The 8 limbed yoga practice does help me to focus on the positive and not get stuck in the negative. I am more able to accept the losses and adjust my expectations. Contemplating the sutra on no attachment arising at all is just what I need right now and helps me at many points throughout the day. I find comfort in just thinking one thought for a while and seeing the vast horizon of its application. It is like a tree that never moves its whole life and is not attached to winter or summer, spring or fall. It just keeps being a tree though it all. Those are the moments of sublime release from attachment and aversion.
Many other moments I am a slave to the causes of suffering, bowing down to stress, hard work, and then resentment towards the hard work. Then I contemplate the sutra and practice being a tree: accepting and adjusting, observing and bowing without breaking as the winds of change whirl around me and the very ground shifts under my roots. The tree is more temporal than the mountain that stands for eons but the tree is less ethereal than this human life.

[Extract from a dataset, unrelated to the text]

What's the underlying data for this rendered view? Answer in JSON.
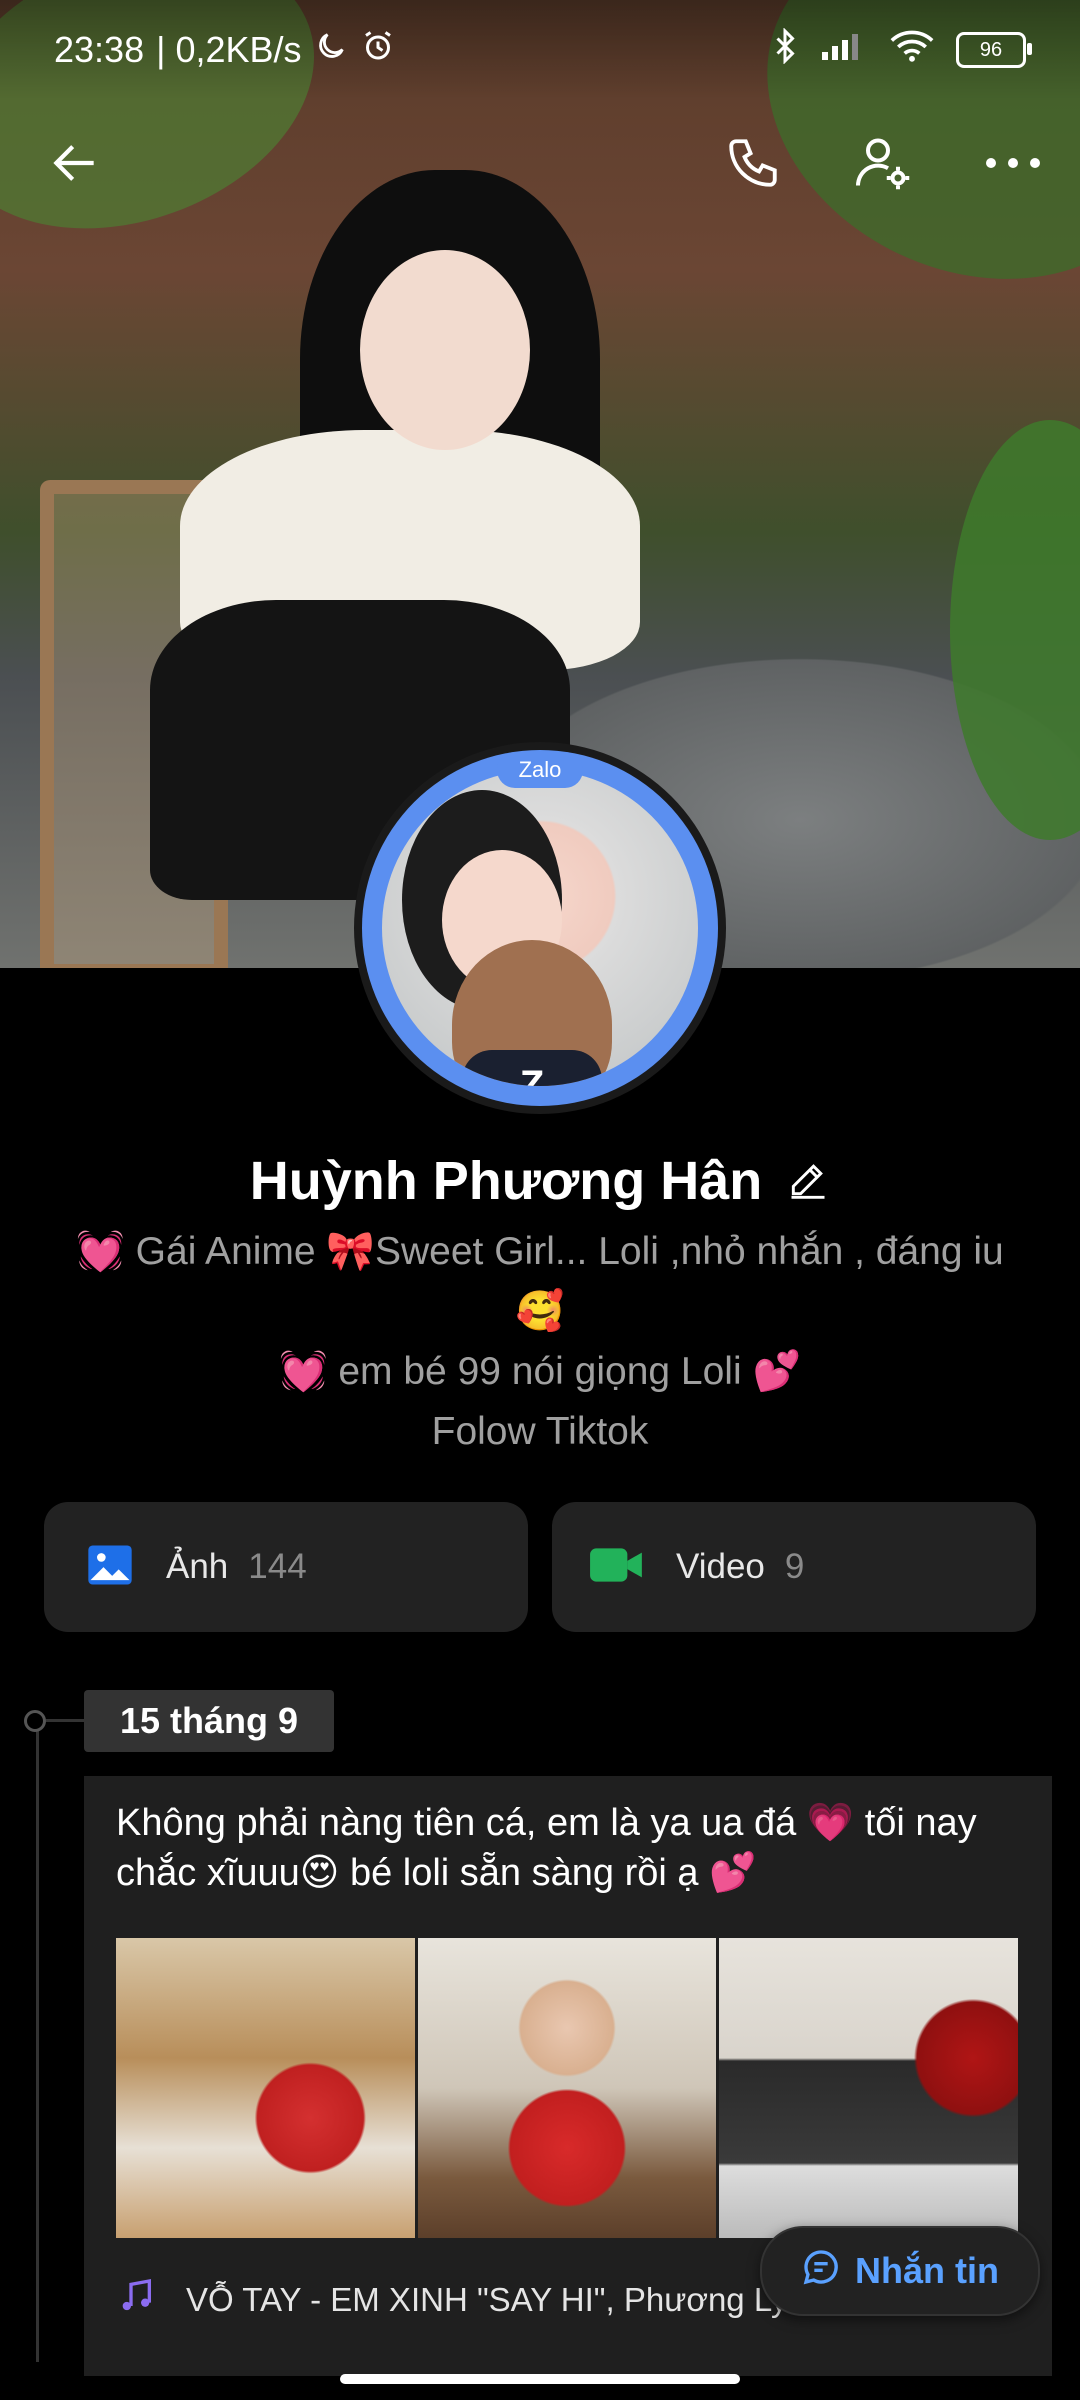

I think of the walking, talking trees in Lord of the Rings carrying the warriors who will defend righteousness (and the trees themselves) into yet another battle. The Native Americans and the Celtic tribes of ancient Europe believed that trees were sentient beings, and in fact, that all of nature is alive and vibrating with the pulse of creative, healing energy. But tree medicine and tree magic was especially potent. Like trees, humans root to rise, ground down for life giving substance and extend upwards, reaching for the warming nourishment of the light.

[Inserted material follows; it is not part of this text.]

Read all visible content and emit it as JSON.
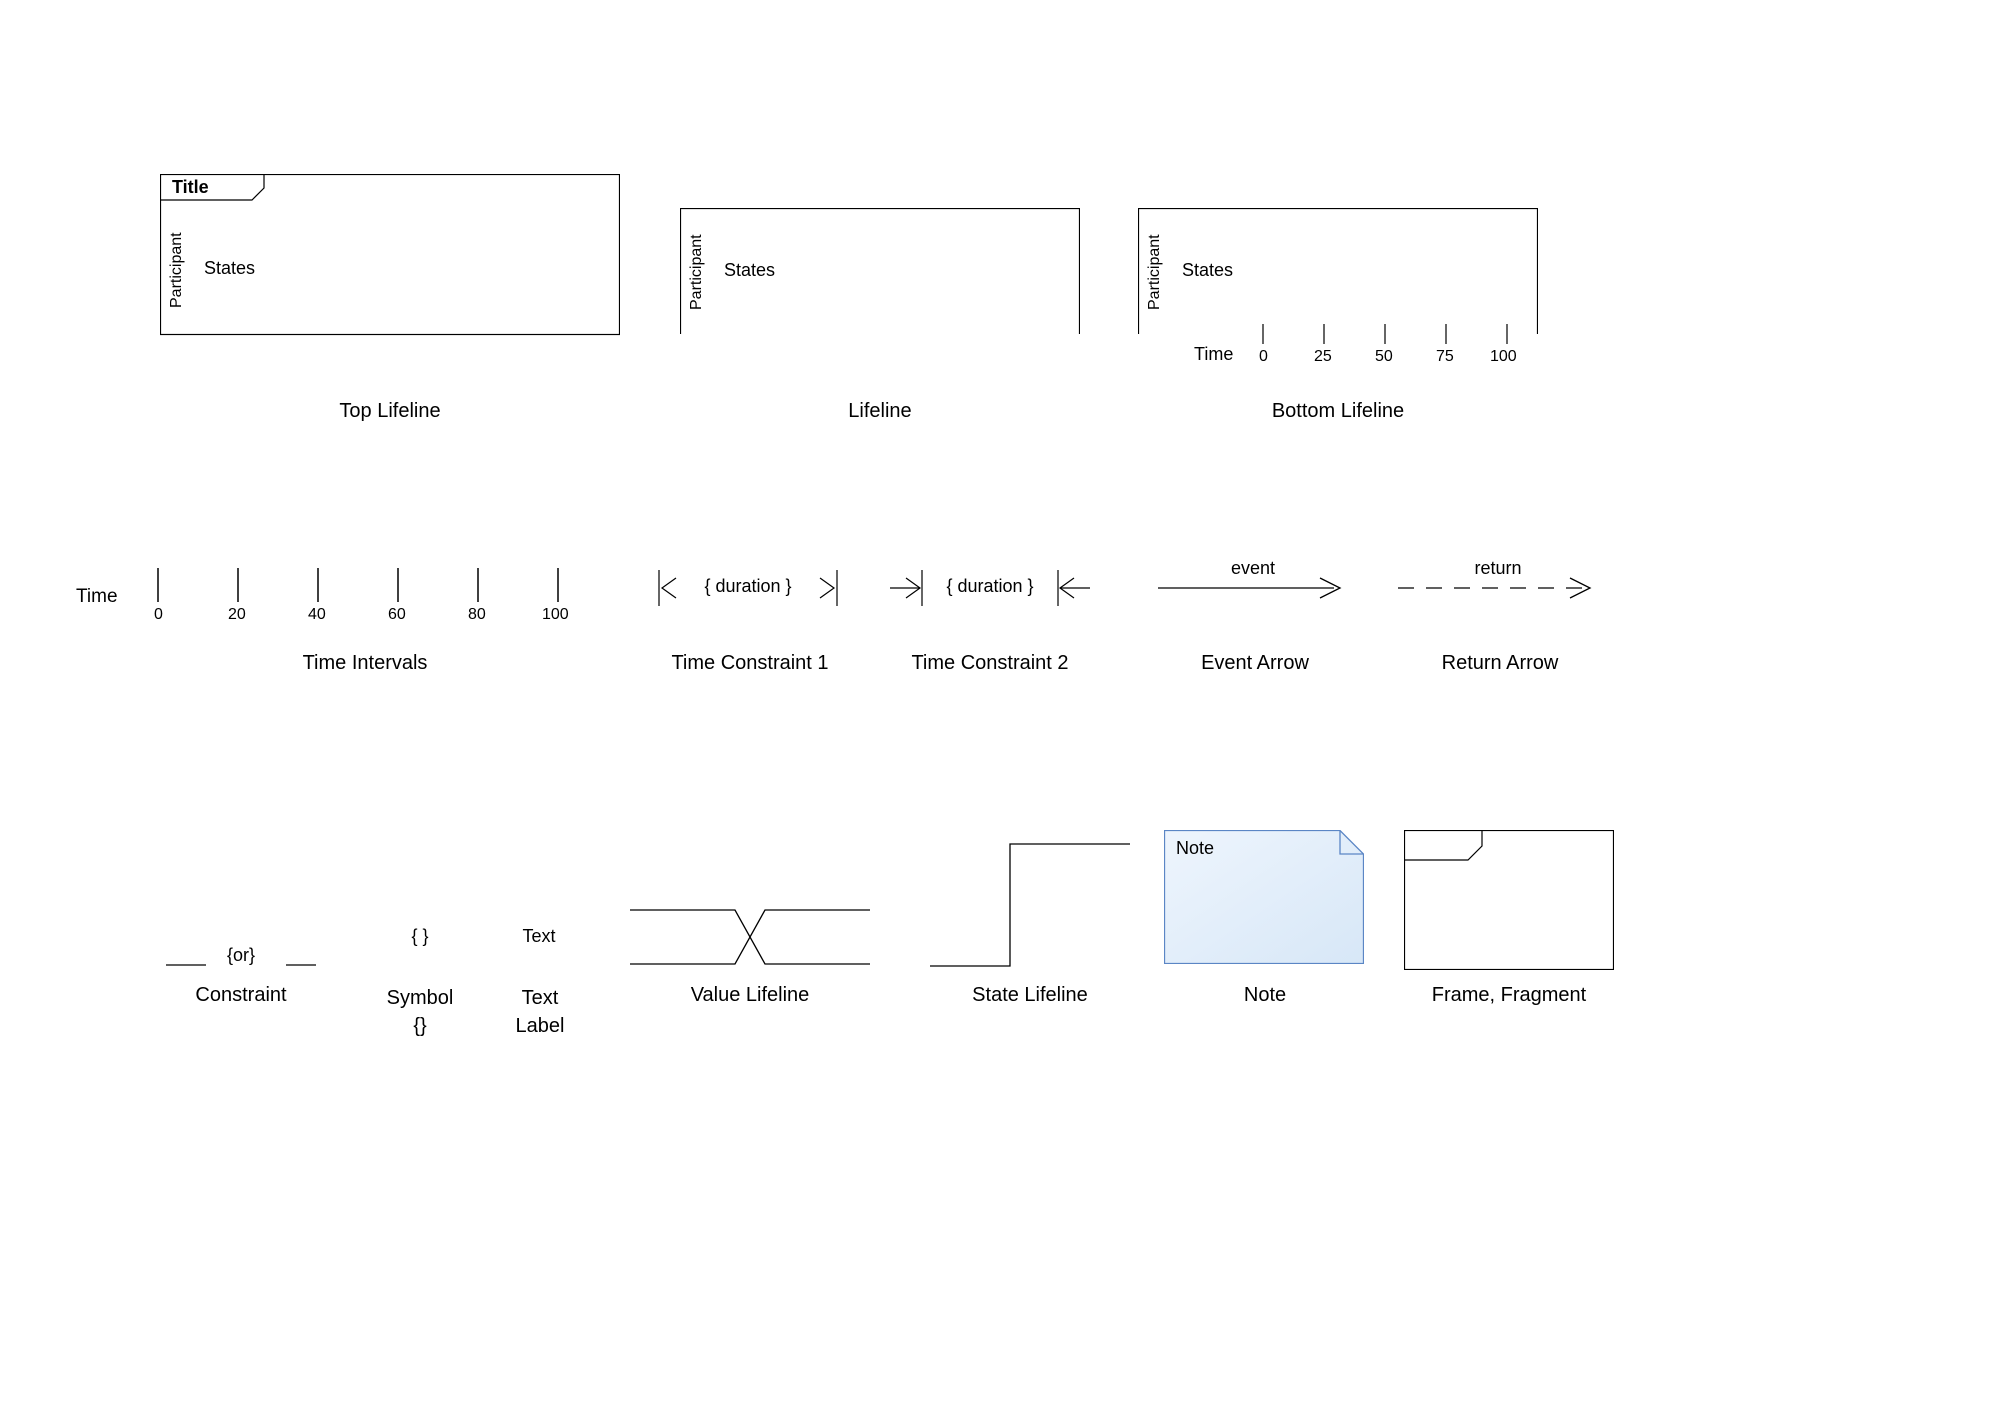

I always thought it was a silly idea to hug a tree but decades ago, in a prolonged season of desperate sorrow, I wrapped my arms around the rough bark and clung tightly to the stiff trunk. As I held the tree close, I began to feel its breath, its warmth, its compassionate love. It’s ability to accept and dissolve all of my painful feelings and negative thoughts resonated through my body. It wasn’t personal. It just was. Like the sutra, the tree was non reactive. No attachment arose in regard to my suffering. But it was not cold and uncaring (which is what I sort of imagined the sutra was suggesting.) It was present, strong, grounded, extending, and much less stiff than it first seemed to be.

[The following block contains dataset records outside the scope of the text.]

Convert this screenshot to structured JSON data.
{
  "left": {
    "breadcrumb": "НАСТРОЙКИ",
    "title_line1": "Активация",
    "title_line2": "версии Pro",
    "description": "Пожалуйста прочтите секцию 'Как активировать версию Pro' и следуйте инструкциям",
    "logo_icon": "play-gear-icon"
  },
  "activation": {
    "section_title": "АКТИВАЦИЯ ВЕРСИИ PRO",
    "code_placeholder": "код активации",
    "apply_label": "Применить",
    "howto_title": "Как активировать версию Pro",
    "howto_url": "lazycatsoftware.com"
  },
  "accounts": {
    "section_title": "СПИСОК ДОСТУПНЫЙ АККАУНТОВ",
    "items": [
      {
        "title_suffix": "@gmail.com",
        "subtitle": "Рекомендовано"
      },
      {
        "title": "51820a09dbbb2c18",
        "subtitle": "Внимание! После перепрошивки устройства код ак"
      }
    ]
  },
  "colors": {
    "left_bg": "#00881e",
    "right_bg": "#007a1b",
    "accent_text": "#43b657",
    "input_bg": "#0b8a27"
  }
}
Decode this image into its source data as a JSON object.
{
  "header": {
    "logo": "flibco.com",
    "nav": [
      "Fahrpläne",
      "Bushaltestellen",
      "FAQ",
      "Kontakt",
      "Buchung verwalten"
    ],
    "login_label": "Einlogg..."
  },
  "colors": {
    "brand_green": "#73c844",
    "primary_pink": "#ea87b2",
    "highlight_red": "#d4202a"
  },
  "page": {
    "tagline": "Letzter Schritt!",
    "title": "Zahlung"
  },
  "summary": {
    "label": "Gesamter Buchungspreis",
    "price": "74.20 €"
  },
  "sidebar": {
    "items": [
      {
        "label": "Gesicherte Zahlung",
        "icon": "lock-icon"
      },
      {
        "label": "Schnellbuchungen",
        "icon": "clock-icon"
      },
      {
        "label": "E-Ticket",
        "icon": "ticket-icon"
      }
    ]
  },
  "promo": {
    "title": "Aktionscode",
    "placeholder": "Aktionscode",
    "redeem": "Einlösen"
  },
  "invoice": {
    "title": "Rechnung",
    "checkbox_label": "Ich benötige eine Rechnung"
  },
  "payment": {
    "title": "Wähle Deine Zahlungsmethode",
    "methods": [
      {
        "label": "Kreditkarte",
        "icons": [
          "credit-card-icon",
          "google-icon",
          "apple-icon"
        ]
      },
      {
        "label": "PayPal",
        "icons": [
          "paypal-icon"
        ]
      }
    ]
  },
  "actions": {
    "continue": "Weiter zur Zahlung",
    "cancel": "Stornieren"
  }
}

I could feel life pulsing through it in every direction, not just up and down but also movement between the tree and every other object around it. By not reacting, by not being attached to my stories and my fantasies, my grasping of a certain outcome, the tree allowed me to feel the freedom of letting go, the liberation that comes when I am. I just am. Becoming like the tree, finding balance by resting into the earth while reaching skyward, and accepting both my own true identity and connecting to the life around me, I also glimpsed the sutra’s promise that someday no attachment will arise in regards to anything at all.